Abstract:Development of advance surface Electromyogram (sEMG)-based Human-Machine Interface (HMI) systems is of paramount importance to pave the way towards emergence of futuristic Cyber-Physical-Human (CPH) worlds. In this context, the main focus of recent literature was on development of different Deep Neural Network (DNN)-based architectures that perform Hand Gesture Recognition (HGR) at a macroscopic level (i.e., directly from sEMG signals). At the same time, advancements in acquisition of High-Density sEMG signals (HD-sEMG) have resulted in a surge of significant interest on sEMG decomposition techniques to extract microscopic neural drive information. However, due to complexities of sEMG decomposition and added computational overhead, HGR at microscopic level is less explored than its aforementioned DNN-based counterparts. In this regard, we propose the HYDRA-HGR framework, which is a hybrid model that simultaneously extracts a set of temporal and spatial features through its two independent Vision Transformer (ViT)-based parallel architectures (the so called Macro and Micro paths). The Macro Path is trained directly on the pre-processed HD-sEMG signals, while the Micro path is fed with the p-to-p values of the extracted Motor Unit Action Potentials (MUAPs) of each source.
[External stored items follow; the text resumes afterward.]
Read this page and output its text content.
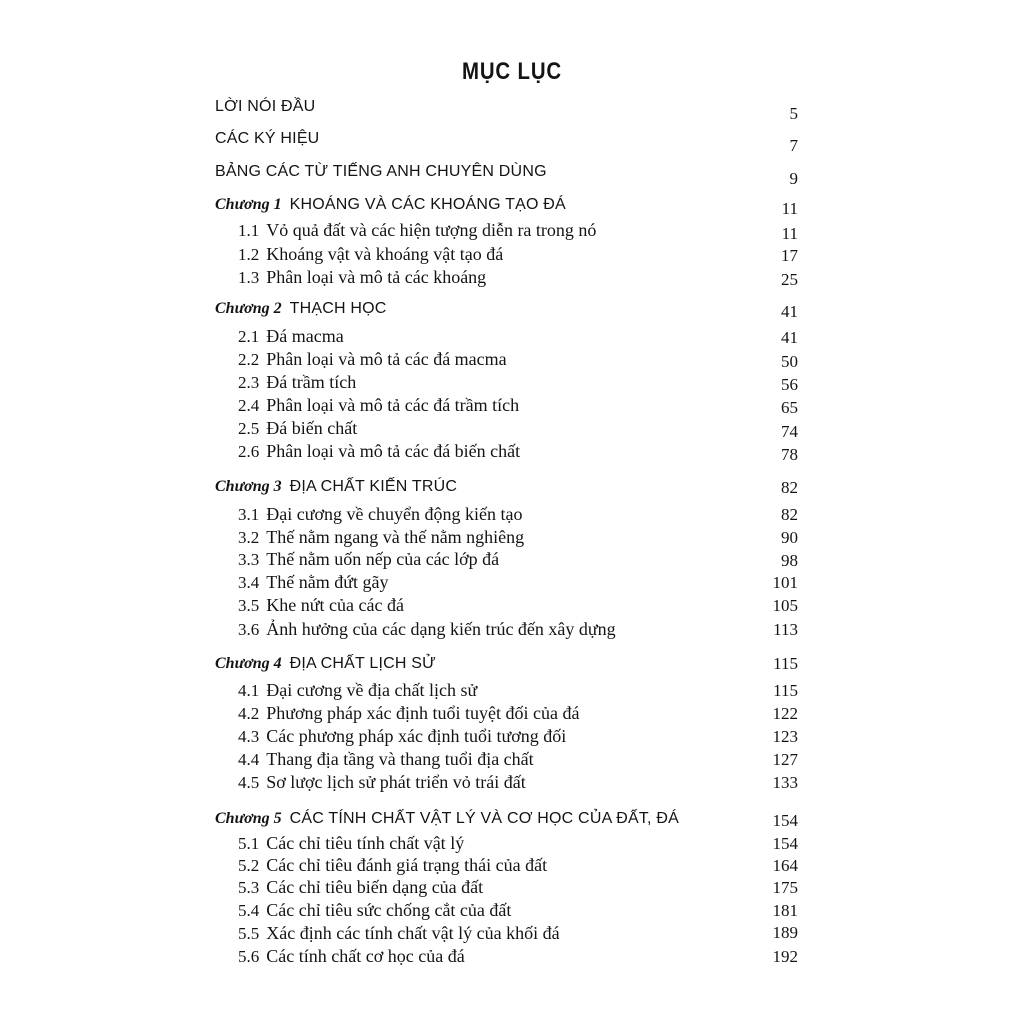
MỤC LỤC
LỜI NÓI ĐẦU	5
CÁC KÝ HIỆU	7
BẢNG CÁC TỪ TIẾNG ANH CHUYÊN DÙNG	9
Chương 1 KHOÁNG VÀ CÁC KHOÁNG TẠO ĐÁ	11
1.1 Vỏ quả đất và các hiện tượng diễn ra trong nó	11
1.2 Khoáng vật và khoáng vật tạo đá	17
1.3 Phân loại và mô tả các khoáng	25
Chương 2 THẠCH HỌC	41
2.1 Đá macma	41
2.2 Phân loại và mô tả các đá macma	50
2.3 Đá trầm tích	56
2.4 Phân loại và mô tả các đá trầm tích	65
2.5 Đá biến chất	74
2.6 Phân loại và mô tả các đá biến chất	78
Chương 3 ĐỊA CHẤT KIẾN TRÚC	82
3.1 Đại cương về chuyển động kiến tạo	82
3.2 Thế nằm ngang và thế nằm nghiêng	90
3.3 Thế nằm uốn nếp của các lớp đá	98
3.4 Thế nằm đứt gãy	101
3.5 Khe nứt của các đá	105
3.6 Ảnh hưởng của các dạng kiến trúc đến xây dựng	113
Chương 4 ĐỊA CHẤT LỊCH SỬ	115
4.1 Đại cương về địa chất lịch sử	115
4.2 Phương pháp xác định tuổi tuyệt đối của đá	122
4.3 Các phương pháp xác định tuổi tương đối	123
4.4 Thang địa tầng và thang tuổi địa chất	127
4.5 Sơ lược lịch sử phát triển vỏ trái đất	133
Chương 5 CÁC TÍNH CHẤT VẬT LÝ VÀ CƠ HỌC CỦA ĐẤT, ĐÁ	154
5.1 Các chỉ tiêu tính chất vật lý	154
5.2 Các chỉ tiêu đánh giá trạng thái của đất	164
5.3 Các chỉ tiêu biến dạng của đất	175
5.4 Các chỉ tiêu sức chống cắt của đất	181
5.5 Xác định các tính chất vật lý của khối đá	189
5.6 Các tính chất cơ học của đá	192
Extracted features at macroscopic and microscopic levels are then coupled via a Fully Connected (FC) fusion layer. We evaluate the proposed hybrid HYDRA-HGR framework through a recently released HD-sEMG dataset, and show that it significantly outperforms its stand-alone counterparts. The proposed HYDRA-HGR framework achieves average accuracy of 94.86% for the 250 ms window size, which is 5.52% and 8.22% higher than that of the Macro and Micro paths, respectively.